In February 2016, Batsheva Hay, a former lawyer with two children, decided to remake one of the most popular vintage dresses. Designed by Laura Ashley, this dress, like most British idol costumes, combines folk craftsmanship with the pre-Raphaelite dreamy romanticism. Small long sleeves, long sleeves, a slightly tapered waist, made from dense corduroy printed with green leaves and purple roses. But the underarm fabric is worn out and then torn to repair.
Hay is a chic redhead who grew up in a secular Jewish family in Kew Gardens, Queens. Her mother, Gail Rosenberg, met her father, an Israeli research engineer, who was working for a kibbutz. When choosing a name for her daughter, Rosenberg was attracted to the Old Testament. She likes Yocheved and Elisheva, but settles on Batsheva after David’s desire. “I want the name of a person who is famous for beauty,” Rosenberg told me. “Beautiful, but the power is also.”
Hay has always liked retro clothes.
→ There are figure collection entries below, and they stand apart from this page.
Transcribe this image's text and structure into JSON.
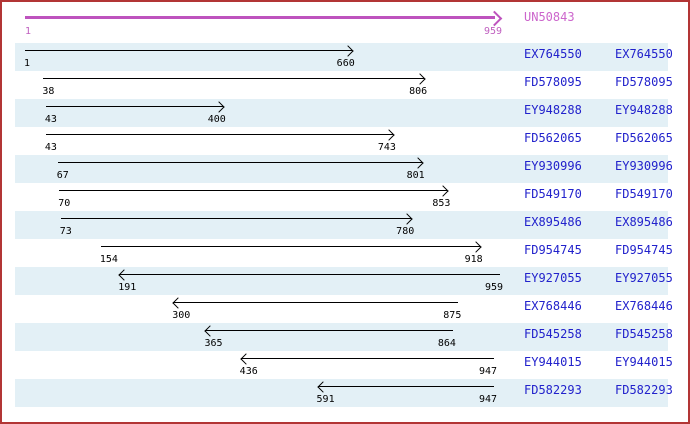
{
  "reference": {
    "name": "UN50843",
    "start": "1",
    "end": "959"
  },
  "scale": {
    "min": 1,
    "max": 959
  },
  "alignments": [
    {
      "name": "EX764550",
      "start": "1",
      "end": "660",
      "direction": "forward"
    },
    {
      "name": "FD578095",
      "start": "38",
      "end": "806",
      "direction": "forward"
    },
    {
      "name": "EY948288",
      "start": "43",
      "end": "400",
      "direction": "forward"
    },
    {
      "name": "FD562065",
      "start": "43",
      "end": "743",
      "direction": "forward"
    },
    {
      "name": "EY930996",
      "start": "67",
      "end": "801",
      "direction": "forward"
    },
    {
      "name": "FD549170",
      "start": "70",
      "end": "853",
      "direction": "forward"
    },
    {
      "name": "EX895486",
      "start": "73",
      "end": "780",
      "direction": "forward"
    },
    {
      "name": "FD954745",
      "start": "154",
      "end": "918",
      "direction": "forward"
    },
    {
      "name": "EY927055",
      "start": "191",
      "end": "959",
      "direction": "reverse"
    },
    {
      "name": "EX768446",
      "start": "300",
      "end": "875",
      "direction": "reverse"
    },
    {
      "name": "FD545258",
      "start": "365",
      "end": "864",
      "direction": "reverse"
    },
    {
      "name": "EY944015",
      "start": "436",
      "end": "947",
      "direction": "reverse"
    },
    {
      "name": "FD582293",
      "start": "591",
      "end": "947",
      "direction": "reverse"
    }
  ],
  "colors": {
    "frame_border": "#B23535",
    "reference_arrow": "#BE53BE",
    "reference_name_text": "#CC66CC",
    "reference_coord_text": "#C060C0",
    "accession_text": "#2222CC",
    "alignment_arrow": "#000000",
    "row_stripe": "#E3F0F6",
    "background": "#FFFFFF"
  }
}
As a teenager, she searchesed the 70’s polyester dress and Miu Miu heels in a second-hand shop. In her early twenties, when she was a lawyer, she would wear a Moschino dress and flats at the end of the day and head to the city centre. Then she began dating the famous fashion photographer Alexei Hay, who recently became an orthodox Jew. Alexei is very serious about his spiritual pursuit, but he and Hay are also interested in Orthodox clothing, his attitude and rigor. Alexei often shoots hay, and sometimes she shapes the Orthodox style for him.
When Hay decided to recreate the Laura Ashley dress, she married Alexei and lived in the Upper West Side, where she took care of their children Ruth and Solomon and acted in the way she described the orthodox family. She told me that sometimes, she was restless, she looked at two photos in Cindy Sherman’s “Untitled Movie Stills”, shot in the 1970s, Sherman wearing a paisley skirt and knee-high Boots, as an angry housewife. “They remind me of the ‘Kinderwhore’ aesthetic of Courtney Love,” she said. “How she shaped the appearance of this virgin, but the opposite is true.”
A tailor in Manhattan’s clothing district told Hay that it cost $250 to make a pattern, so she decided to make several dresses on different fabrics on eBay, some of which were used to make interiors. And, she thought, why not make some changes to the cut? “It doesn’t really have a lot of sleeves – the arms are straight,” Hay recalls. “I said, ‘Let’s blow it up, let’s add a collar.'” This new dress has a tighter waist, a high collar, extra hem and shoulders, and you can wear a few tennis balls. She said, “Really there.”
When Hay pushed the stroller along the streets of the Upper West Side in her work, she found herself often praised. Excited about the prospects of the new business, she searched online for the costumes of the 1960s and 1970s, many of them girls, and let them remake themselves: mint green sailor costumes, black rickrack trims; gray printed aprons. She also designed a version for her daughter. She built a website to sell moms and my clothes, but no one bought the size of the child; people want adult dresses.